When data is no longer needed we securely delete or anonymise it.
8. Your rights
Under UK data protection law you have the right to:
- Be informed about how we use your data, which this policy explains.
- Access a copy of the personal data we hold about you.
- Rectify data that is inaccurate or incomplete.
- Erase your data (the “right to be forgotten”), in certain circumstances.
- Restrict our processing of your data, in certain circumstances.
- Data portability: receive your data in a structured, commonly used, machine-readable format.
- Object to processing based on legitimate interests, and to direct marketing at any time.
- Withdraw consent at any time, where we rely on consent.
- Not be subject to solely automated decision-making with legal or similarly significant effects.

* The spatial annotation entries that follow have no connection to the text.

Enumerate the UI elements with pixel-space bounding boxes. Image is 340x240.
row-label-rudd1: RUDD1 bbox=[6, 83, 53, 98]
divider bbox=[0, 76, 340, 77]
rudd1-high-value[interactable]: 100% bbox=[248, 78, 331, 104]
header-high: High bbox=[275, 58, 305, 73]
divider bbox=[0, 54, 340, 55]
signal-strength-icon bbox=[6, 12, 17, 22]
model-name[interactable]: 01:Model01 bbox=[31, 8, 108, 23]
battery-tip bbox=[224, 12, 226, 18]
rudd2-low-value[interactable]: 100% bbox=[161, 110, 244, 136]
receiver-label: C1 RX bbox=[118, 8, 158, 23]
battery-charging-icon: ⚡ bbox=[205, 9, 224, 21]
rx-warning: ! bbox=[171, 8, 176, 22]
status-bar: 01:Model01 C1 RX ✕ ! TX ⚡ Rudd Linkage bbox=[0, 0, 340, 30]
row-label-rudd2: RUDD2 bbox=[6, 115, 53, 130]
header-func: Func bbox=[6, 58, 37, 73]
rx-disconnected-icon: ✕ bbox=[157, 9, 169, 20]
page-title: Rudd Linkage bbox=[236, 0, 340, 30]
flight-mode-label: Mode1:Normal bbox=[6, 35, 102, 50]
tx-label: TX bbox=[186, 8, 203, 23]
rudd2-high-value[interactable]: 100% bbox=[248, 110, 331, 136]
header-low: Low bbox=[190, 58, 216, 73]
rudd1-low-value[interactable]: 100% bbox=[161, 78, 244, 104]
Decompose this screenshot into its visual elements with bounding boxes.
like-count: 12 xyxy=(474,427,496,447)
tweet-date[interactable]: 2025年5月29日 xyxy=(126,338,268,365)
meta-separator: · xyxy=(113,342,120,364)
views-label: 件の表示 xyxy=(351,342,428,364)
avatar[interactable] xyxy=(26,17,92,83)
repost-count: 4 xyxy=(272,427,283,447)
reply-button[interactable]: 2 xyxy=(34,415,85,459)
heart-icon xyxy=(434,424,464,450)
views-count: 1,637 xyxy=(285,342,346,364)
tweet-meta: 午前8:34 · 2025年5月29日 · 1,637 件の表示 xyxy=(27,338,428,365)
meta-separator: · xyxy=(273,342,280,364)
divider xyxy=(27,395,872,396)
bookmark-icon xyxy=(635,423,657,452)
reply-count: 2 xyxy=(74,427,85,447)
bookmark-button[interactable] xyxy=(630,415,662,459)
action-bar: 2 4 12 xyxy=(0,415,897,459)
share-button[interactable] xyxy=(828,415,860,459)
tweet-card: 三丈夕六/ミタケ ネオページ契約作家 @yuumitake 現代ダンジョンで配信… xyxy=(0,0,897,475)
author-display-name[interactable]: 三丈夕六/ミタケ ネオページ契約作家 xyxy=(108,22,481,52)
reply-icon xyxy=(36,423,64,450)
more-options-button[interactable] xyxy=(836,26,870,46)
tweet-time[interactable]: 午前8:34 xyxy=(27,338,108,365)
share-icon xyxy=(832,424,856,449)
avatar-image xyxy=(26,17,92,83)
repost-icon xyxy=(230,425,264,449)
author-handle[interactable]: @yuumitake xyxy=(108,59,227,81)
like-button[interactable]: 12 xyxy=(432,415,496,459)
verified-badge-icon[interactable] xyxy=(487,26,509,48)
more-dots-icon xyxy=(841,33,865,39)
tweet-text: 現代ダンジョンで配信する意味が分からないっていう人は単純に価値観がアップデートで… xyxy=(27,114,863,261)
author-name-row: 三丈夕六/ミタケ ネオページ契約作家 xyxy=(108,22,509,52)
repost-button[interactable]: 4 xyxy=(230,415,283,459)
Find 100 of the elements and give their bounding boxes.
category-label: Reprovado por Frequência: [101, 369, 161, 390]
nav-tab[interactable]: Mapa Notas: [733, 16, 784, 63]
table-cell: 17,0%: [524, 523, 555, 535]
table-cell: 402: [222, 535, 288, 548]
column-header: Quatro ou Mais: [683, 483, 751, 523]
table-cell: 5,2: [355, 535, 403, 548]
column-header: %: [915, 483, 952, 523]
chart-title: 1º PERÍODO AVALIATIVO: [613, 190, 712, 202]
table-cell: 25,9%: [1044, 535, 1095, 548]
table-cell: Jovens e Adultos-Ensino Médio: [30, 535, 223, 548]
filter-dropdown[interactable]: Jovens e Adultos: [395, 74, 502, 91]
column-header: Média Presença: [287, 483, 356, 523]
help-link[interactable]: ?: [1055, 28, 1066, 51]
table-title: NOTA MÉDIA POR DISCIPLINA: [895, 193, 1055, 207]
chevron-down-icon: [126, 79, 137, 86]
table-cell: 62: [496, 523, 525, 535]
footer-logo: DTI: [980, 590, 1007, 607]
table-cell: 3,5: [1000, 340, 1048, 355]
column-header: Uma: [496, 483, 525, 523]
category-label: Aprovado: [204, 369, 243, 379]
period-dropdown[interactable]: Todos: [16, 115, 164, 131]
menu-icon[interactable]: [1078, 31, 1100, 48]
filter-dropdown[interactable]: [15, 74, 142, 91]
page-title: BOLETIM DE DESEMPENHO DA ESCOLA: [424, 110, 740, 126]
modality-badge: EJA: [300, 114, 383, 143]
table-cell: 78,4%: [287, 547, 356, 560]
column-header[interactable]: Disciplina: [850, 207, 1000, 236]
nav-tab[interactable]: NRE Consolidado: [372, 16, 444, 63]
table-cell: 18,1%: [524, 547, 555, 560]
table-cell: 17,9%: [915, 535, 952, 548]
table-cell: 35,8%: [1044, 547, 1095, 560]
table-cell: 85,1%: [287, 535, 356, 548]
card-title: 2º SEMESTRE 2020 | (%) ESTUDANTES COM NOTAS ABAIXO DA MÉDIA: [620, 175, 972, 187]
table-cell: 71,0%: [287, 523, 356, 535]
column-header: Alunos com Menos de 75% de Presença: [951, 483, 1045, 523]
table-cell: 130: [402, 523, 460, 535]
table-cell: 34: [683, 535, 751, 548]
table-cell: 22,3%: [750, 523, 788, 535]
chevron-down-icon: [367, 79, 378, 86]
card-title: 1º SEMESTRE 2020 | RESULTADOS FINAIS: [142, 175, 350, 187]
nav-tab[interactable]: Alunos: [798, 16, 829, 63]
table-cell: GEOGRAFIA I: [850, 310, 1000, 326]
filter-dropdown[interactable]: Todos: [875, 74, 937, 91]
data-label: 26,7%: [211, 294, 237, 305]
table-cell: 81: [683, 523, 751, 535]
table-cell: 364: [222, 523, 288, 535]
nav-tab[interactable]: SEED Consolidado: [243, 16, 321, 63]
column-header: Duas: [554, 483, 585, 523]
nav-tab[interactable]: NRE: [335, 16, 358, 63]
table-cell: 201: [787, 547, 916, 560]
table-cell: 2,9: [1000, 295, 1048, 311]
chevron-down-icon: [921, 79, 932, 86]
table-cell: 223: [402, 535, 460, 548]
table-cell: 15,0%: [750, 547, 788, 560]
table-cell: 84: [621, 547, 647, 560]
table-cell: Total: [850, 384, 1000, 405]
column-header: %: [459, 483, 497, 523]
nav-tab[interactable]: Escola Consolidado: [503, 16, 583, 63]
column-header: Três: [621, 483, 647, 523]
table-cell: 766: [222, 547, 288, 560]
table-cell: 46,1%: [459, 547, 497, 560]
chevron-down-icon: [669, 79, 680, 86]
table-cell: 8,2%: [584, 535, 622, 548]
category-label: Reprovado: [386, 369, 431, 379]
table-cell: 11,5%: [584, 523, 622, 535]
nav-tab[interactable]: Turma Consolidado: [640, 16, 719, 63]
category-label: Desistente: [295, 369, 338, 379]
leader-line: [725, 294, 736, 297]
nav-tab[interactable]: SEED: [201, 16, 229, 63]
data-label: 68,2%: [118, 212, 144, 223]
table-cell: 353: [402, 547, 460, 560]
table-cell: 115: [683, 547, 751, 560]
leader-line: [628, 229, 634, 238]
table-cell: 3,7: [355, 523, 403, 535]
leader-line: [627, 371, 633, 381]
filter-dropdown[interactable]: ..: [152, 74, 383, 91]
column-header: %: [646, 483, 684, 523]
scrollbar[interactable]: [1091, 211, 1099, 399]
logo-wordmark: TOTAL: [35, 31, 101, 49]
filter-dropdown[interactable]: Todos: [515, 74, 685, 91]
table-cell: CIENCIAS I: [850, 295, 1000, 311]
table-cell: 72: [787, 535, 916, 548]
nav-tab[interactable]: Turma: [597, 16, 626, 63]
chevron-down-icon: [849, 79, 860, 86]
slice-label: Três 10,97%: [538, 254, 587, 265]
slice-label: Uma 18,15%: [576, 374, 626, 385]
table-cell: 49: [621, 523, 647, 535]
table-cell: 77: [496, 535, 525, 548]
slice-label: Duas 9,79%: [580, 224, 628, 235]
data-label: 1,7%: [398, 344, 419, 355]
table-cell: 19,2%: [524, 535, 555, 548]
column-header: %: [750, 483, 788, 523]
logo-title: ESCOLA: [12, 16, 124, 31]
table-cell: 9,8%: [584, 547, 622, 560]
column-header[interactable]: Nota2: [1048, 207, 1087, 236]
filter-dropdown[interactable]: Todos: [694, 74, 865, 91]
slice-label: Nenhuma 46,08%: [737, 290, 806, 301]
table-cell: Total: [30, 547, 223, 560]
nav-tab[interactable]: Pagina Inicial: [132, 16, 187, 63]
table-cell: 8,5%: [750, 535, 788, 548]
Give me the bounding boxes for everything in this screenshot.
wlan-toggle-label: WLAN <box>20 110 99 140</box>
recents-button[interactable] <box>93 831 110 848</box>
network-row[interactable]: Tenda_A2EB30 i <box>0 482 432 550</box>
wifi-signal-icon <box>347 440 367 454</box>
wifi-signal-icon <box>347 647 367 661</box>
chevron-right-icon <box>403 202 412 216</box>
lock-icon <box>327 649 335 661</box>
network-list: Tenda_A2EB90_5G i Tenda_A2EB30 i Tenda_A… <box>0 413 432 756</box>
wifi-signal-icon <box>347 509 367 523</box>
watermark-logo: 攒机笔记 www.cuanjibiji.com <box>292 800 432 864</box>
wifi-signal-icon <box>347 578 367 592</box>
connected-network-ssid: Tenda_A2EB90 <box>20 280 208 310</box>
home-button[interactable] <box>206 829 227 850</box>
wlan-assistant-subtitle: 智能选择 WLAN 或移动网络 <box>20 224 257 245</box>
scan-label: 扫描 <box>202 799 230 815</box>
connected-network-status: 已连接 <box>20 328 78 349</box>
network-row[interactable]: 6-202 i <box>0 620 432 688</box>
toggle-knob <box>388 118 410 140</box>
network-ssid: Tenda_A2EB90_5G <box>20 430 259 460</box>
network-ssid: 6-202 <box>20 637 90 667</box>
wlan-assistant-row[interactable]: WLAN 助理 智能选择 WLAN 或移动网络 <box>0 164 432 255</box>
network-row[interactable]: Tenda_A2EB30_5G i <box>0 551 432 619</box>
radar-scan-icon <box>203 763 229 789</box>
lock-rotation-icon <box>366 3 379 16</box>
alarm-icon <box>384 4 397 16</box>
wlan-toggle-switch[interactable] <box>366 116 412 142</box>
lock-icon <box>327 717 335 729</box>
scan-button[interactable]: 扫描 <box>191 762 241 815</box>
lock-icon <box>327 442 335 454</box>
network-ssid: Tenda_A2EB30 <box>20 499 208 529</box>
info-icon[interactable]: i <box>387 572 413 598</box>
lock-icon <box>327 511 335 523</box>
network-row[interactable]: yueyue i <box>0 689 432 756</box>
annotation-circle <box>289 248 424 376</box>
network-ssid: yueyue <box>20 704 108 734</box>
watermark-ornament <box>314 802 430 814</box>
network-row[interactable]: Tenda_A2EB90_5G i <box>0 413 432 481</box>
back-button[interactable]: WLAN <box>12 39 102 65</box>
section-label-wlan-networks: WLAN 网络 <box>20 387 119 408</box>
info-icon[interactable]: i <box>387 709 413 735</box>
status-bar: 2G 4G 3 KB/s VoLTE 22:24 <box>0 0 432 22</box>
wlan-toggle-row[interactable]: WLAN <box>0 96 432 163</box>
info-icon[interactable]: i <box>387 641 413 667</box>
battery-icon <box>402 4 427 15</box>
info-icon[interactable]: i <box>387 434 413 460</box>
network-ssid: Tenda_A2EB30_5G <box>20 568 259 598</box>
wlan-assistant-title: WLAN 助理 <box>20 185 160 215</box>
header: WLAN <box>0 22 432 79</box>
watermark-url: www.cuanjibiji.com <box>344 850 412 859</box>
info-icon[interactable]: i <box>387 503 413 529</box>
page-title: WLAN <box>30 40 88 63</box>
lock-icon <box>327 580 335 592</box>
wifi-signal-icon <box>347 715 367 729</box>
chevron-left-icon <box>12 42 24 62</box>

We do not carry out such decision-making.
9. Cookies and analytics
Cookies are small files stored on your device. This website does not currently set any cookies, including analytics, advertising or marketing cookies. Submitting the booking or enquiry form sends your data directly to our CRM provider (HubSpot) without setting a cookie in your browser.
We self-host our web fonts. Viewing this site does not send your data to any third-party font provider.
If we introduce analytics or marketing cookies in future (for example, HubSpot's visitor-tracking cookie), we will update this section and, where required by law, ask for your consent first via a cookie banner before any non-essential cookie is set.
10. Security
We use appropriate technical and organisational measures to protect your personal data, including encryption in transit (HTTPS), access controls, and contractual security obligations on our suppliers. No transmission over the internet is completely secure, so we cannot guarantee absolute security. If a personal data breach is likely to result in a high risk to your rights, we will inform you and the Information Commissioner's Office (ICO) as required by law.
11. Children
Our website and services are aimed at businesses and research institutions. We do not knowingly collect personal data from anyone under 18. If you believe a child has provided us with personal data, please contact us and we will delete it.
12. Changes to this policy
We may update this policy from time to time. The “last updated” date at the top shows when it was last revised. Where changes are significant, we will take reasonable steps to notify you.
13. Contact and complaints
If you have any questions about this policy, or wish to exercise your rights, contact us at:
Varsity BioLogistics Ltd, Data Protection
4 Fish Hill, Royston, Hertfordshire, SG8 9LD, United Kingdom
contact@varsitybiologistics.com · +44 (0)1763 245938
If you are unhappy with how we have handled your personal data, you may complain to the Information Commissioner's Office (ICO), the UK supervisory authority, at ico.org.uk/make-a-complaint, or by calling 0303 123 1113. We would appreciate the chance to address your concerns first.